MINERvA is a neutrino-scattering experiment that uses the NuMI beamline at Fermilab to search for low-energy neutrino interactions. It is designed to study neutrino-nucleus interactions with unprecedented detail.

The number of neutrinos that detectors can observe increases with both neutrino beam intensity and detector size. The high intensity of the NuMI beamline, the most intense high-energy neutrino beam in the world, allows MINERvA to use a relatively small detector with many sensitive channels per unit volume to zoom in on the details of the neutrino interaction. This attention to detail will allow MINERvA to study the properties of the nuclei struck by the neutrinos and also to examine neutrino reactions.

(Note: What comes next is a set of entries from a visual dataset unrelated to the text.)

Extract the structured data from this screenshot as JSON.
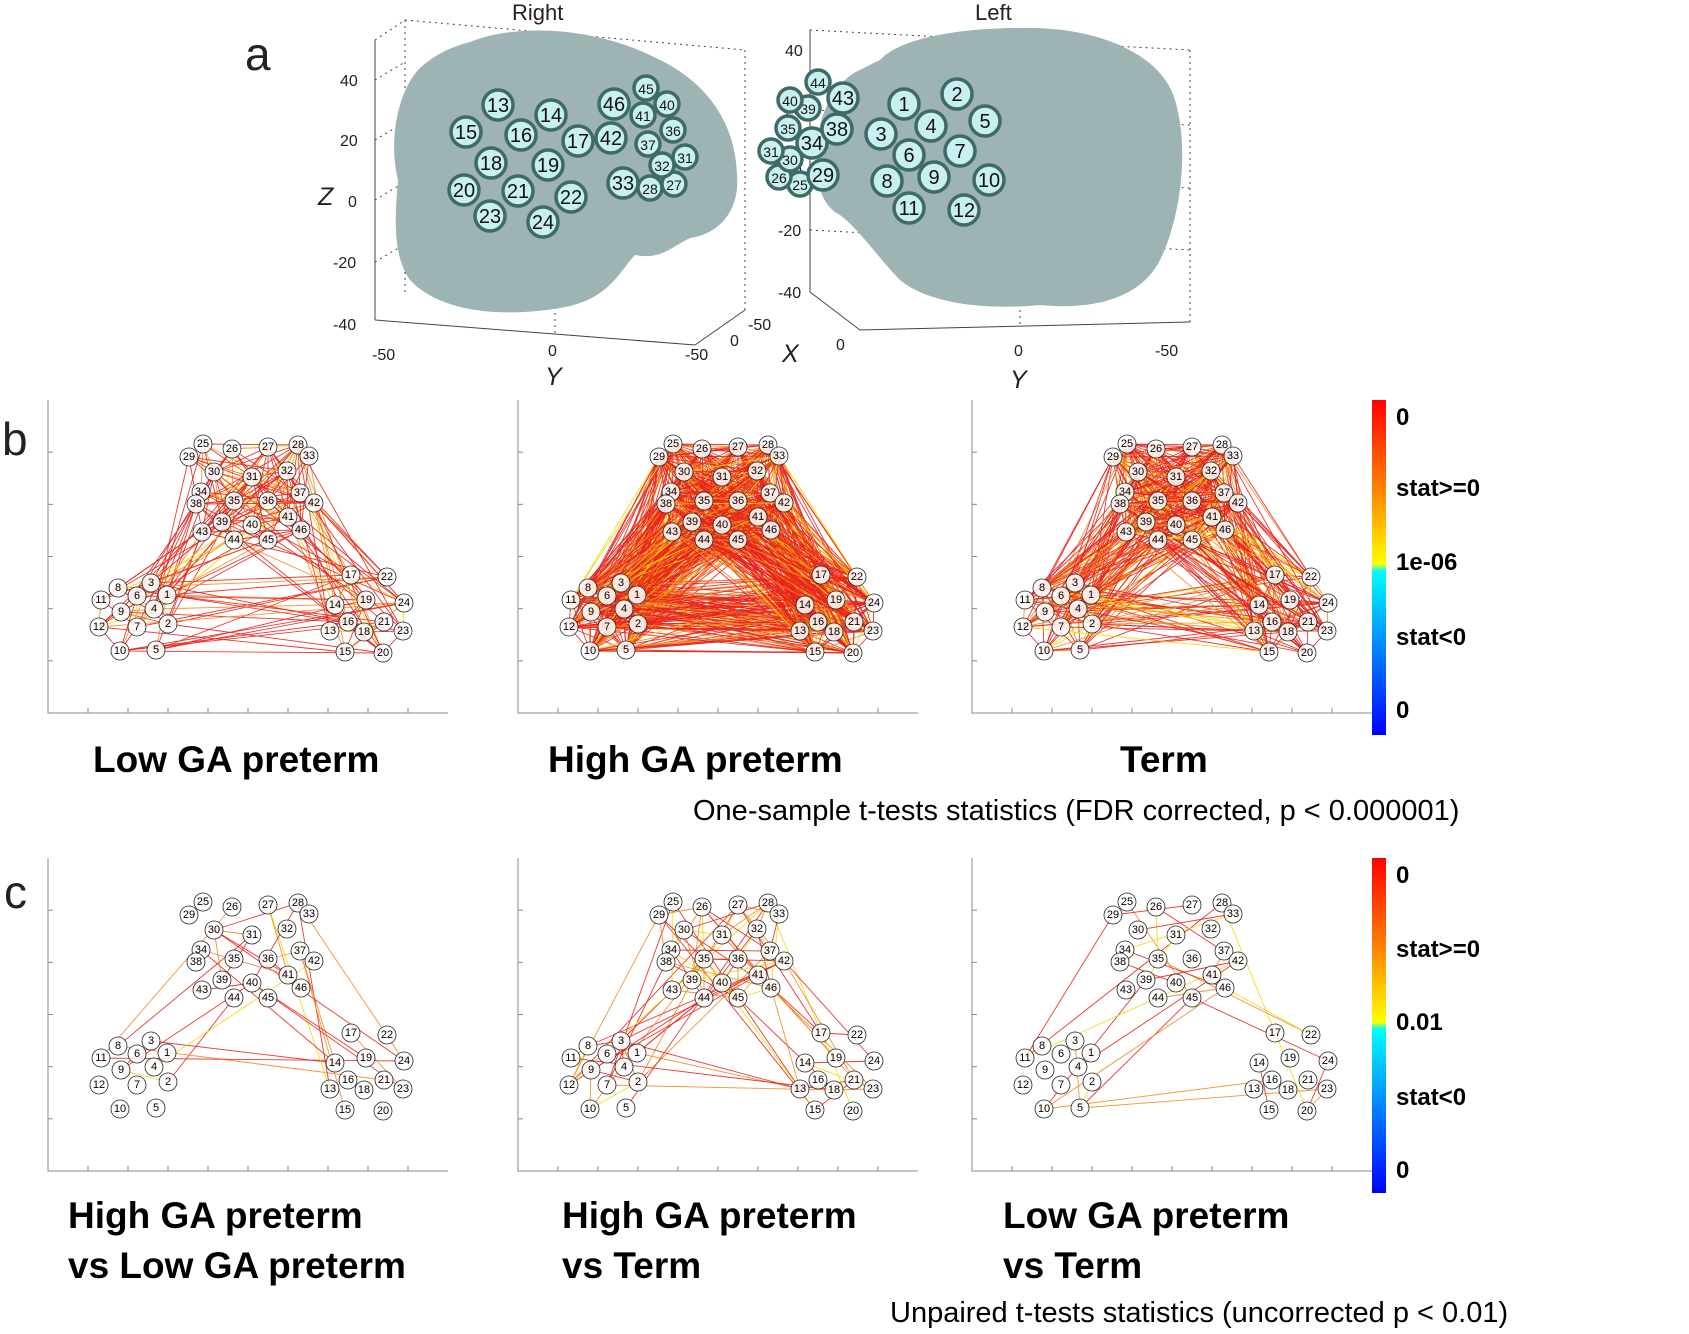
{
  "panel_labels": {
    "a": "a",
    "b": "b",
    "c": "c"
  },
  "panel_a": {
    "hemispheres": [
      {
        "title": "Right",
        "z_ticks": [
          "40",
          "20",
          "0",
          "-20",
          "-40"
        ],
        "y_ticks": [
          "-50",
          "0",
          "-50"
        ],
        "x_ticks": [
          "-50",
          "0"
        ],
        "axis_labels": {
          "z": "Z",
          "y": "Y",
          "x": "X"
        },
        "channels": [
          "13",
          "14",
          "15",
          "16",
          "17",
          "18",
          "19",
          "20",
          "21",
          "22",
          "23",
          "24",
          "27",
          "28",
          "31",
          "32",
          "33",
          "36",
          "37",
          "40",
          "41",
          "42",
          "45",
          "46"
        ]
      },
      {
        "title": "Left",
        "z_ticks": [
          "40",
          "20",
          "0",
          "-20",
          "-40"
        ],
        "y_ticks": [
          "0",
          "-50"
        ],
        "x_ticks": [
          "0"
        ],
        "axis_labels": {
          "y": "Y"
        },
        "channels": [
          "1",
          "2",
          "3",
          "4",
          "5",
          "6",
          "7",
          "8",
          "9",
          "10",
          "11",
          "12",
          "25",
          "26",
          "29",
          "30",
          "31",
          "34",
          "35",
          "38",
          "39",
          "40",
          "43",
          "44"
        ]
      }
    ],
    "brain_color": "#9eb3b3",
    "channel_fill": "#c9f0f0",
    "channel_stroke": "#3f6a66"
  },
  "panel_b": {
    "networks": [
      {
        "title": "Low GA preterm",
        "density": 0.16
      },
      {
        "title": "High GA preterm",
        "density": 0.9
      },
      {
        "title": "Term",
        "density": 0.42
      }
    ],
    "colorbar": {
      "labels": [
        "0",
        "stat>=0",
        "1e-06",
        "stat<0",
        "0"
      ]
    },
    "caption": "One-sample t-tests statistics (FDR corrected, p < 0.000001)"
  },
  "panel_c": {
    "comparisons": [
      {
        "title_line1": "High GA preterm",
        "title_line2": "vs Low GA preterm",
        "density": 0.022
      },
      {
        "title_line1": "High GA preterm",
        "title_line2": "vs Term",
        "density": 0.07
      },
      {
        "title_line1": "Low GA preterm",
        "title_line2": "vs Term",
        "density": 0.018
      }
    ],
    "colorbar": {
      "labels": [
        "0",
        "stat>=0",
        "0.01",
        "stat<0",
        "0"
      ]
    },
    "caption": "Unpaired t-tests statistics (uncorrected p < 0.01)"
  },
  "colors": {
    "edge_red": "#e8231c",
    "edge_orange": "#f28a1e",
    "edge_yellow": "#f5d600"
  }
}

To identify particles emerging from neutrino interactions, the MINERvA detector uses plastic scintillators that emit light when charged particles go through them. If placed end-to-end, the scintillator bars in the MINERvA detector would stretch 70 miles, about the distance from Fermilab's site in Batavia, Ill., to downtown Chicago and back. Fermilab, in collaboration with Northern Illinois University and with support from the state of Illinois, reduced the cost of procuring those scintillators by developing a state-of-the-art scintillating plastic extrusion facility on site. Engineers at the facility now build high-quality, low-cost detectors for particle physics experiments all around the world.

Researchers have installed the detector in front of the near detector for the MINOS, or Main Injector Neutrino Oscillation Search, experiment at Fermilab.

MINERvA is a collaboration of nuclear and particle physicists from 24 institutions in the United States, Europe and South America. Technicians finished the first detector test module in early 2007 and completed the detector construction in January 2010. Detector installation was completed in March 2010.